Kelompok heteroseks masih menjadi kelompok utama sebagai kelompok yang paling riskan dari kasus AIDS. Sekalipun telah menunjukkan tren yang menurun setelah 2013, angkanya masih cukup tinggi. Pada 2010, tercatat jumlah kasus AIDS yang dilaporkan karena hubungan heteroseksual sebanyak 4.715. Jumlah ini meningkat menjadi 5.545 pada 2016.
Sementara itu, dari kelompok risiko LSL (lelaki suka lelaki) terlihat adanya peningkatan dua kali lipat pada periode 2015-2016. Pada 2014, tercatat ada 391 kasus baru. Jumlah ini meningkat menjadi 510 kasus pada 2015. Bahkan, di 2016, jumlah kasus baru AIDS yang disebabkan oleh LSL mencapai 1.180 kasus.
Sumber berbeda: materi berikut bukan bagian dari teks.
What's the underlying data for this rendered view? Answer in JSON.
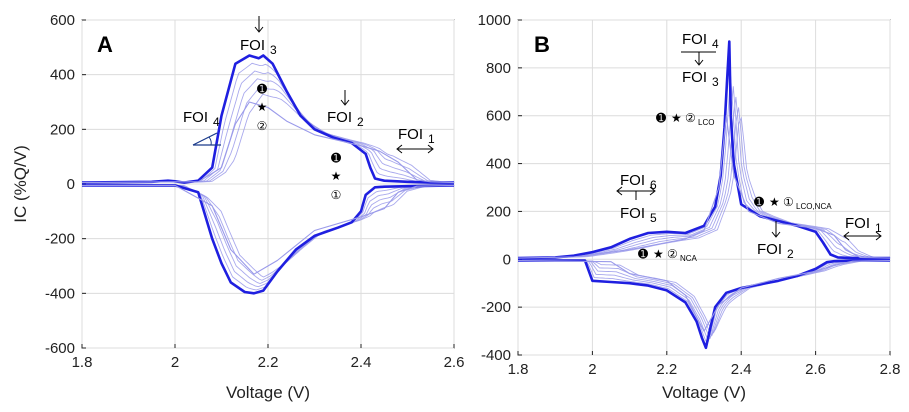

Senada dengan AIDS, pada kasus HIV, kelompok heteroseks juga menjadi kelompok utama yang paling riskan. Angkanya masih besar, pada 2016 tercatat ada 17.754 kasus. Angka belasan ribu tersebut tercatat mulai terjadi pada 2011 dengan jumlah 10.668 kasus. Peningkatan yang mencolok terjadi pada kelompok LSL pada periode 2015-2016. Pada 2015 angkanya masih di 4.241 kasus, dan meningkat hingga lebih dari dua kali lipat pada 2016 yang mencapai 13.063 kasus.
Artinya apa? Masih tingginya faktor risiko pada kelompok heteroseks dan peningkatan yang mencolok pada kelompok LSL untuk periode tertentu, dapat mengingatkan kembali apa yang harus digarisbawahi dari penyebaran HIV-AIDS.
Perilaku seksual sebagai faktor risiko terbesar dalam paparan HIV-AIDS menegaskan kembali soal problema promiskuitas, atau hubungan seksual antara sejumlah pria dan wanita tanpa ada aturan yang mengikat. Seks dengan lebih dari satu pasangan, tanpa pelindung, meningkatkan risiko HIV-AIDS.
Terlepas dari persoalan moralitas, data di Indonesia di atas setidaknya memperlihatkan bahwa problem ini masih terkait dengan hal itu.